June 13 (Bloomberg) -- The biggest challenge facing Indian clean-energy projects is the high cost of finance, according to a wind-farm developer founded by General Electric Co.’s former regional chief.
Tax-free bonds, credit enhancements and partial loan guarantees are among the options that India’s new government needs to consider to deliver on targets to double renewable capacity to 55 gigawatts by 2017, said Tejpreet Chopra, chief executive officer of Bharat Light & Power Pvt.
Borrowing costs of about 13 percent “make any infrastructure project difficult,” said Chopra, who left his role at GE in 2010 to start the developer based in Gurgaon, near New Delhi. “We need to be a little more creative to attract the capital we need.”
Prime Minister Narendra Modi, who swept to power on May 16, has pledged a clean-energy revolution to end blackouts.
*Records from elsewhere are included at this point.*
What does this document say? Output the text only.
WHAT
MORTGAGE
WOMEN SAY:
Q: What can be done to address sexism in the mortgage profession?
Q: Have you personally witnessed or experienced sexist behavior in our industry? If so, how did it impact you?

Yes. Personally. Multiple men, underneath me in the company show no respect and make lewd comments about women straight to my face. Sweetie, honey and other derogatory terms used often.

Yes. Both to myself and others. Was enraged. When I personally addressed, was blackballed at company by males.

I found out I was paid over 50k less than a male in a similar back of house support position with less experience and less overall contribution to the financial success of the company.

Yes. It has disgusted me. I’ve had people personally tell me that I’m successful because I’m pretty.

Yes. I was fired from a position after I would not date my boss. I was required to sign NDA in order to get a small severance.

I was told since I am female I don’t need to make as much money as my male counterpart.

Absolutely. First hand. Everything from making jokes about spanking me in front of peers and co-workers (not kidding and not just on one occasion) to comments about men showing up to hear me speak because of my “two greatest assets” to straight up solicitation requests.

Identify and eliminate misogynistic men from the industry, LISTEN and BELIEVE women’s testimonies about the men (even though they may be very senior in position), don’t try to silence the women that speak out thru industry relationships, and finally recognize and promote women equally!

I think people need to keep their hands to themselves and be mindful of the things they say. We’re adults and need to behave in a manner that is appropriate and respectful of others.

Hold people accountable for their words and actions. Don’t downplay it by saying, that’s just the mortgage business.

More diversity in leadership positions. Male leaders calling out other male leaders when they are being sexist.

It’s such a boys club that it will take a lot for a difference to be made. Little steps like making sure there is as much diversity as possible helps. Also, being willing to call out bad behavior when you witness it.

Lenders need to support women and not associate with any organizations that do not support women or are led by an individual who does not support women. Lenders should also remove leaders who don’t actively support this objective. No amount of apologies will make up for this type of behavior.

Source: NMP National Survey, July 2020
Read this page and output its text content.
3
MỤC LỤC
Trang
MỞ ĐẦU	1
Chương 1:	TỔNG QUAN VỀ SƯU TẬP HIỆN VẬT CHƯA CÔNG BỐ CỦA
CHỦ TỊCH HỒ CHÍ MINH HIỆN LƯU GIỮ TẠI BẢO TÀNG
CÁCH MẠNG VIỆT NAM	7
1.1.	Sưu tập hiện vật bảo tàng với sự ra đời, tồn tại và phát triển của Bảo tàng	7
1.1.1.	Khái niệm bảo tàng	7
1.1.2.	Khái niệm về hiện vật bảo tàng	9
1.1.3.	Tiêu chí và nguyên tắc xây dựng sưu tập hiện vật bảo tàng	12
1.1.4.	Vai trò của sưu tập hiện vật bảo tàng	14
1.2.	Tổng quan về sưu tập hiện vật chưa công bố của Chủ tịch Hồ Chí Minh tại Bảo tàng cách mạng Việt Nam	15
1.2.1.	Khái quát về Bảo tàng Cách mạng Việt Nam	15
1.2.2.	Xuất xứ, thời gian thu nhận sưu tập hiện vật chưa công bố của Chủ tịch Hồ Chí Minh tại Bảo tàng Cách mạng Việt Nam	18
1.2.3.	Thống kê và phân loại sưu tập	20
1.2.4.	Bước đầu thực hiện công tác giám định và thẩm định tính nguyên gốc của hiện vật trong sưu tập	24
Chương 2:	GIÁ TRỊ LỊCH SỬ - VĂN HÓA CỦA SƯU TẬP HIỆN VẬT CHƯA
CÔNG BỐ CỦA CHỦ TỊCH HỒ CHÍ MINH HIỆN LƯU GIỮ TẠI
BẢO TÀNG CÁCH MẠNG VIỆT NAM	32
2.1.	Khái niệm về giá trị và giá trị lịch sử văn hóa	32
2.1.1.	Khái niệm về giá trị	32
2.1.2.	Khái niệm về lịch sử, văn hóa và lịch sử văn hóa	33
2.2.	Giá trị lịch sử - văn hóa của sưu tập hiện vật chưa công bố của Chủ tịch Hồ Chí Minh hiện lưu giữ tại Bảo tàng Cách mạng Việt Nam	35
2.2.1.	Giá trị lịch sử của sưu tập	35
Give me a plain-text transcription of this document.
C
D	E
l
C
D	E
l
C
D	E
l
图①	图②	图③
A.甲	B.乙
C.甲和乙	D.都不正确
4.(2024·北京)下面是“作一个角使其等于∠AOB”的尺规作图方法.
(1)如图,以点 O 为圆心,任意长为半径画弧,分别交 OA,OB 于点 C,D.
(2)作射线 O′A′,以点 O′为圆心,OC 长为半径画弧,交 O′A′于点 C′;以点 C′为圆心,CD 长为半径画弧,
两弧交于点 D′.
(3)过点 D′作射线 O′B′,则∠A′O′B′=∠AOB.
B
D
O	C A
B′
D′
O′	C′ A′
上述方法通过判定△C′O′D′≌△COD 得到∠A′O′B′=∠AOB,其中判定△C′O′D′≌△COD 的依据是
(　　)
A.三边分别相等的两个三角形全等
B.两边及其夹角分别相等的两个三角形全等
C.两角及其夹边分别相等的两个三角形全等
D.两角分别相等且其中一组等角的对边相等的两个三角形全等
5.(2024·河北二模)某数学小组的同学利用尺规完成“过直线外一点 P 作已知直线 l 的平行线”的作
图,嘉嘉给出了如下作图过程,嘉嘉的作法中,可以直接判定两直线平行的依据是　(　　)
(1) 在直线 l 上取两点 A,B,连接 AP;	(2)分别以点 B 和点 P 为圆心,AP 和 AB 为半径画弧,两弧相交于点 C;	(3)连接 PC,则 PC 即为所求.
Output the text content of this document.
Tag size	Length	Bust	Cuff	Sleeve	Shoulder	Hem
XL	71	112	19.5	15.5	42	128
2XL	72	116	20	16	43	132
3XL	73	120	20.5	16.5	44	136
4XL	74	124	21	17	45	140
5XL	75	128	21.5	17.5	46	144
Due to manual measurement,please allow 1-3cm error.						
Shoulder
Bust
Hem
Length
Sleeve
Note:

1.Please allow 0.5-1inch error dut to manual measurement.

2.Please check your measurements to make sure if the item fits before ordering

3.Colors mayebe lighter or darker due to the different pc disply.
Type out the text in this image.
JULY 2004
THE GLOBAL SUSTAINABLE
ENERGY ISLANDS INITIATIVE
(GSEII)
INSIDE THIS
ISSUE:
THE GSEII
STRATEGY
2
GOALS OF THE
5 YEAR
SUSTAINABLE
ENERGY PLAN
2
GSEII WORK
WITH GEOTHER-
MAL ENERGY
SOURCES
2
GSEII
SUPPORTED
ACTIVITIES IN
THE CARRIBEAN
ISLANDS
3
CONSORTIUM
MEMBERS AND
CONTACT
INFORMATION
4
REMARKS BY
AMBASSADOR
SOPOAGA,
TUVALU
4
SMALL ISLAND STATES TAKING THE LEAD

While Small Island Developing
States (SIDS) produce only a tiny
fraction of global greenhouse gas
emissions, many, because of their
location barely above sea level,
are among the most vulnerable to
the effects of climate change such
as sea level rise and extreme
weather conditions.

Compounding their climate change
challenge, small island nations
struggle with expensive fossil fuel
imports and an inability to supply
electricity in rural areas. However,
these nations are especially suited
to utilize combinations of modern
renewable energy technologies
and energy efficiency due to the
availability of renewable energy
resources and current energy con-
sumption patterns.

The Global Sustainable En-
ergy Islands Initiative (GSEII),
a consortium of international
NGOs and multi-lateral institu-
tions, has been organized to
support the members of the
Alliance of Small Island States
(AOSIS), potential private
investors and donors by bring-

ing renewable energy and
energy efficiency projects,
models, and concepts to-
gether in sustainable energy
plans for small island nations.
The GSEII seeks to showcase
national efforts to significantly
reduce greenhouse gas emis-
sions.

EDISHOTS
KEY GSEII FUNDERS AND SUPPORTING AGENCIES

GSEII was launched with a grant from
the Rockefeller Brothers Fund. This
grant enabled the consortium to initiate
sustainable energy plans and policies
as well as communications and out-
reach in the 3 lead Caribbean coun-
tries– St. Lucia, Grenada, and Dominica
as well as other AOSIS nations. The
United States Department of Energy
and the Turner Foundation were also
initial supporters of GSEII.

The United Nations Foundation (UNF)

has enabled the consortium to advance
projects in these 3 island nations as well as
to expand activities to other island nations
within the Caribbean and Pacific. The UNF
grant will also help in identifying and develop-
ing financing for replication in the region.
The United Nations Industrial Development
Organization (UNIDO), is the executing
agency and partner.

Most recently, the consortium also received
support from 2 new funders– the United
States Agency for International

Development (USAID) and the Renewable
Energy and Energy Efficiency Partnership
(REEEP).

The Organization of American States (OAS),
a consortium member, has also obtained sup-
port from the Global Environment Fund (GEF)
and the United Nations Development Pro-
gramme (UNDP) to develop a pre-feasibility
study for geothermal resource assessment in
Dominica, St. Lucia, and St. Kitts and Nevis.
An obstacle to that is the highest interest rates among Asia’s biggest economies, which have prompted India’s worst lending slowdown since 2009.
Bharat Light, which is backed by Draper Fisher Jurvetson, will need to raise about $800 million to fund plans to quadruple its capacity to about 800 megawatts over the next few years, said Chopra. “The good thing is sentiment is getting much, much better,” with the new government.
Funding renewable projects with government-backed green bonds could lower the cost of clean power by as much as 25 percent, according to an April report by the Indian School of Business and San Francisco-based Climate Policy Initiative, which calculated that high interest rates add as much as 32 percent to the cost of clean power in the nation.
Developers such as Bharat Light and Morgan Stanley-backed Continuum Wind Energy Pte. are maximizing the amount of power generated by wind farms by doing away with a system under which turbine makers built and operated projects for investors. Chopra estimates about 15 of India’s 21 gigawatts of wind capacity was built for investors buying projects to claim accelerated- depreciation benefits.
“Generally, most of the plants built to claim tax benefits are running sub-optimally,” Chopra said. “You can improve the efficiencies a fair bit.”
Bharat Light bought one of India’s largest wind farms from indebted property developer DLF Ltd. last year. It has been able to reduce turbine downtime by as much as nine percent thanks to a system set up with International Business Machines Corp. that collects machine data to predict failures.
The system is also allowing Bharat Light to forecast power generation, he said. The Central Electricity Regulatory Commission last year ordered wind farms to start predicting their day-ahead output within a 30 percent band and plans to fine those who can’t comply. Developers including Tata Power Co. and Goldman Sachs Group Inc.’s ReNew Wind Power Pvt. have protested, saying that’s impossible and that fines would wipe out profits in an industry that has drawn about $10 billion of investment 2011.
“What the government is asking for is very fair,” Chopra said. “We’re already beating it internally.”